Second, the ALJ concluded that Plaintiff's participation in various activities contradicted Dr. Valdez's opinion that Plaintiff has marked limitations. AR 47. The ALJ opined that the "treatment the [Plaintiff] received has treated her symptoms outstandingly well," and noted that "improvement was acknowledged in February, April, August, September, November and December 2012 as well as March, May and June 2013." AR 45 (citing AR 470-591, 734-834, 936-1137, 1239-1483). To reach these conclusions, however, the ALJ selectively cited from the medical records, which as a whole indicate that Plaintiff continued to experience symptoms of PTSD and depression. In the cited records, Plaintiff discussed sleeping difficulties and triggers for suicidal thought with Dr. Valdez. AR 1475-76. Plaintiff experienced increased flashbacks of her abusers and abuse and continued to struggle with intrusive memories. AR 1456. Plaintiff sought emergency care due to symptoms of hyperarousal and insomnia. AR 1387. During trips to visit family, Plaintiff was triggered by seeing her male cousin and felt unsafe. AR 1436, 1447. She also experienced an increase in flashbacks due to interaction over email. AR 1235. Plaintiff sometimes struggled interpersonally with one of her group therapy leaders and talked with Dr. Valdez about how not to resort to avoidance. AR 1427.
The ALJ asked Dr. Valdez whether her opinion that Plaintiff had marked impairment in maintaining concentration, persistence and pace was inconsistent with Plaintiff's ability to participate in art shows, organize Take Back the Night, and organize her own treatment. AR 114. Dr. Valdez explained that these activities took place in the context of a very strong therapeutic setting, "[w]ith an extraordinary amount of resources directed her way." AR 114. Under those circumstances, Plaintiff could "do small projects that are meaningful and impactful" was successful in these "mini projects" because they were "consistent with her overall healing and treatment." AR 115. Dr. Valdez explained that even in this supportive context, Plaintiff would "often struggle coming and [spent] hours discussing how difficult it was about a particular interaction with a particular person." AR 114-15. Dr. Valdez cautioned that projects consistent with Plaintiff's treatment are different from regular and consistent employment and stated that Plaintiff "would decompensate and would struggle" if her time was filled with activities that were not consistent with her treatment. AR 115. Activities that are not consistent with overall healing and treatment, such as employment, would lead to a "resultant loss of something that's supportive and healing and moves [Plaintiff] forward." AR 115.

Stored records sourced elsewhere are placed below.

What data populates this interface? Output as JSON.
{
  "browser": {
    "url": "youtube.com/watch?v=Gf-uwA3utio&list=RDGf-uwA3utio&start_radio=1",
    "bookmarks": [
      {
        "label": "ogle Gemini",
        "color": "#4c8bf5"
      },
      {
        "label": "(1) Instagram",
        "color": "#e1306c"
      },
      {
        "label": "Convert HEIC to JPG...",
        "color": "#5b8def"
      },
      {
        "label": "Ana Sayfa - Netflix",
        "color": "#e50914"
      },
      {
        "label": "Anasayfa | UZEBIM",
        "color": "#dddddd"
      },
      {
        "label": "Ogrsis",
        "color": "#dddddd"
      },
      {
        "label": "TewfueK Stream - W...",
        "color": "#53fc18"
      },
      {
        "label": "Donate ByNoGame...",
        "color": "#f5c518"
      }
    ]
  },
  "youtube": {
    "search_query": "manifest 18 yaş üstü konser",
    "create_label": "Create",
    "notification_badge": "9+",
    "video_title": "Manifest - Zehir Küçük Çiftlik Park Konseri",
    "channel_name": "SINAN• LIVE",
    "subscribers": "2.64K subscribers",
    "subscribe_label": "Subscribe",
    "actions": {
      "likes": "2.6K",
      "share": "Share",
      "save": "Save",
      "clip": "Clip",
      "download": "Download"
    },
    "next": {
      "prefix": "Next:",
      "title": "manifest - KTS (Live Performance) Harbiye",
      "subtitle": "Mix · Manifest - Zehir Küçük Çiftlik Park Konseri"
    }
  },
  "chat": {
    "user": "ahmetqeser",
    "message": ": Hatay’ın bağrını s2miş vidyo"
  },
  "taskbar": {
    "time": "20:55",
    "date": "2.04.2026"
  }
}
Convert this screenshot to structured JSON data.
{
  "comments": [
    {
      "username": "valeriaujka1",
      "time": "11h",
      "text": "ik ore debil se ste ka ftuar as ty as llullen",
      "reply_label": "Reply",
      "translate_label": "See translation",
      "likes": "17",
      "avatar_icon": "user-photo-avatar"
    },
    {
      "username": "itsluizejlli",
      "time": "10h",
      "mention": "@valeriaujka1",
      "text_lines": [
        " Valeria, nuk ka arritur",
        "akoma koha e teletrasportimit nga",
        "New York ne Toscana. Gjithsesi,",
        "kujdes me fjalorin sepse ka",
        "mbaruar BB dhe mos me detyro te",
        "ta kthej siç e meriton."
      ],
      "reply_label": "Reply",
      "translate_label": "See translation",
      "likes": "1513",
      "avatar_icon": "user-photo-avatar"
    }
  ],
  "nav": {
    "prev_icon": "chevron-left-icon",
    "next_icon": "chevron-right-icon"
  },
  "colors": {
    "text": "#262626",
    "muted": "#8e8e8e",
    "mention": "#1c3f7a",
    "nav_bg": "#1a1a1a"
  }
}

Furthermore, based on Plaintiff's own testimony about what she actually did for the art shows and the Take Back the Night event, it is not clear that her reported activities are inconsistent with Dr. Valdez's assessment. Plaintiff testified that for the art shows she "just sen[t] the emails [to artists on a list] and the curator does the rest" and she would "most likely participate by putting [her] art up." AR 87-88. For the Take Back the Night event, Plaintiff testified that she sent emails, "did poetry," and attended the candlelight vigil. AR 90. From the record it is not at all clear that these activities required the type of concentration, persistence and pace needed to function in employment, or that Plaintiff's participation in them is inconsistent with Dr. Valdez's opinion of Plaintiff's "marked" impairments.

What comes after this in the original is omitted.